The right of interest and principal payment will be entitled to all bondholders registered with the Central Depository
as of 19.04.2013 (Record Date). The interest rate is 8 % annually.
On the grounds of Art. 206, para 6 of the Commerce Act, the Managing Board of Industrial Holding
Bulgaria summons the First General Meeting of Bondholders, possessing convertible bonds issue ISIN code BG
2100006134. The General Meeting shall be held on 17.05.2013 at 10.00 a.m. in the city of Sofia, 16-20 Alabin St.,
Bulgarian Industrial Chamber, in the meeting room on the first floor with the following agenda:
1. Election of representative/s of the bondholders.

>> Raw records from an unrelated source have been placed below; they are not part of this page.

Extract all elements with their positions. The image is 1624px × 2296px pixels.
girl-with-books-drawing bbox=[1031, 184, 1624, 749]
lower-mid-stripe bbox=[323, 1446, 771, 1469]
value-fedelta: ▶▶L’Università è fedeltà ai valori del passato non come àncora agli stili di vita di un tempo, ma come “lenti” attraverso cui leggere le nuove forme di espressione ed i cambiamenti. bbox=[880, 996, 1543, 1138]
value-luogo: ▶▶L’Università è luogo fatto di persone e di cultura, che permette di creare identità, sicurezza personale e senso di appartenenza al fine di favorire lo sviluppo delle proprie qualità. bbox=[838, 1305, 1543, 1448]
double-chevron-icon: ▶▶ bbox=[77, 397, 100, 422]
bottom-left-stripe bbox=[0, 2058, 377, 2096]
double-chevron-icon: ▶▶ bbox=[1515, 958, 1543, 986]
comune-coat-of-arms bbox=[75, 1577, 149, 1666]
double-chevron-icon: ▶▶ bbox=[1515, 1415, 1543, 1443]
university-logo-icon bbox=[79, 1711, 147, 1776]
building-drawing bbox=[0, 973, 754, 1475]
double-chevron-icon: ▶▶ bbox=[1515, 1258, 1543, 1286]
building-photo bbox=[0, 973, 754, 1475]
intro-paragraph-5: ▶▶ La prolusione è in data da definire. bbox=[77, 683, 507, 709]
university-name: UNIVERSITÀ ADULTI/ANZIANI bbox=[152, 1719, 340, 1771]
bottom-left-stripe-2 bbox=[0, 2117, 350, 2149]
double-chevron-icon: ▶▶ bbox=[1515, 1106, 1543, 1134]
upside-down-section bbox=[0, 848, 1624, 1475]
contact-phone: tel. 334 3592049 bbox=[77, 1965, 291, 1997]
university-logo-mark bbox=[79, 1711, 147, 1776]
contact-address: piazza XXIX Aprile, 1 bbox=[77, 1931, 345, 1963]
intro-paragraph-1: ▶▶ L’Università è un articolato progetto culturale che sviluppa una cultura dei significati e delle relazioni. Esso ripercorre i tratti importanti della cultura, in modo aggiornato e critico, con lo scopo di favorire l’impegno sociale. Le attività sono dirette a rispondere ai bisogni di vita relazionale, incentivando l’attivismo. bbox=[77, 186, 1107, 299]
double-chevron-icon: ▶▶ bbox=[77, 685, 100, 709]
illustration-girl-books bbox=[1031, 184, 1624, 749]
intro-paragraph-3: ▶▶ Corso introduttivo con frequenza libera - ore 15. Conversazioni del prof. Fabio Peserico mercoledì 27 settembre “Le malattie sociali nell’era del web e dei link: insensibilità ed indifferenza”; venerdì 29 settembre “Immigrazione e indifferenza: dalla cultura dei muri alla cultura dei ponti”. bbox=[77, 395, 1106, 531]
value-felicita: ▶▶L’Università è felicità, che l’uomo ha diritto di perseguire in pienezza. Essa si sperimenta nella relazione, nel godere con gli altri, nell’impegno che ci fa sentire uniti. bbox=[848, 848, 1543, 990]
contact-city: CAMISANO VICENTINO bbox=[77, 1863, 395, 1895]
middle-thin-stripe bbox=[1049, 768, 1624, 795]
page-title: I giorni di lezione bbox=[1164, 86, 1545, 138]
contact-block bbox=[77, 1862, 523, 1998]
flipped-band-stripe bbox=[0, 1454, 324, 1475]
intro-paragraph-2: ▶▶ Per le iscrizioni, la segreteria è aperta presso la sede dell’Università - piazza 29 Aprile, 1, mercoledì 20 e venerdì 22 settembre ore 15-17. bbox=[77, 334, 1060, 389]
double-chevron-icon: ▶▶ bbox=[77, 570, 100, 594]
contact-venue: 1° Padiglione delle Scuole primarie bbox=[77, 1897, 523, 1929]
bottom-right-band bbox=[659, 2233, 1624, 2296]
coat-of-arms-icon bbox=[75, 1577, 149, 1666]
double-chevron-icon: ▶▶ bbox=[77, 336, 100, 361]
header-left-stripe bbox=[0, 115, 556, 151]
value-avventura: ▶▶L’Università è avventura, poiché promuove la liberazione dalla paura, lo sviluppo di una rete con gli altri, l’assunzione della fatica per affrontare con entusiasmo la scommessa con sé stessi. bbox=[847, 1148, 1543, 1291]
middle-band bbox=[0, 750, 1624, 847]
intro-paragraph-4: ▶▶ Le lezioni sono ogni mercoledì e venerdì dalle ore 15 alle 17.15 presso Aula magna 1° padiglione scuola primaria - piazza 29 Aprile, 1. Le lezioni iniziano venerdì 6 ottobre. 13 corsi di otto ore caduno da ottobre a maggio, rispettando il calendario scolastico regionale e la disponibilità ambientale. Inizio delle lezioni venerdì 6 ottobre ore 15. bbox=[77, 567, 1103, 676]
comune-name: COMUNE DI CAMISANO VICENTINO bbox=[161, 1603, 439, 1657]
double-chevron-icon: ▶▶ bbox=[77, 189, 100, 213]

Draft decision: The General Meeting of Bondholders took the following decision:
1. The bondholders of Industrial Holding Bulgaria, possessing convertible bonds issue ISIN code BG 2100006134
shall have one representative;
2. Elects Antoaneta Mihailova Dimolarova, attorney, Civil Identification Number 6601118259 as a representative of
the bondholders of convertible bonds ISIN code BG 2100006134.
3. Fixing the remuneration of the representative/s of the bondholders
Draft decision: The General Meeting of Bondholders took the following decision:
Determines a monthly remuneration of BGN 250 /two hundred and fifty/ for the Bondholder’s Representative.
3. Miscellanies.
Other the events disclosed above, no important events occurred that warrants corrections or disclosure in the
separate financial statement for the year ending 31 March, 2013.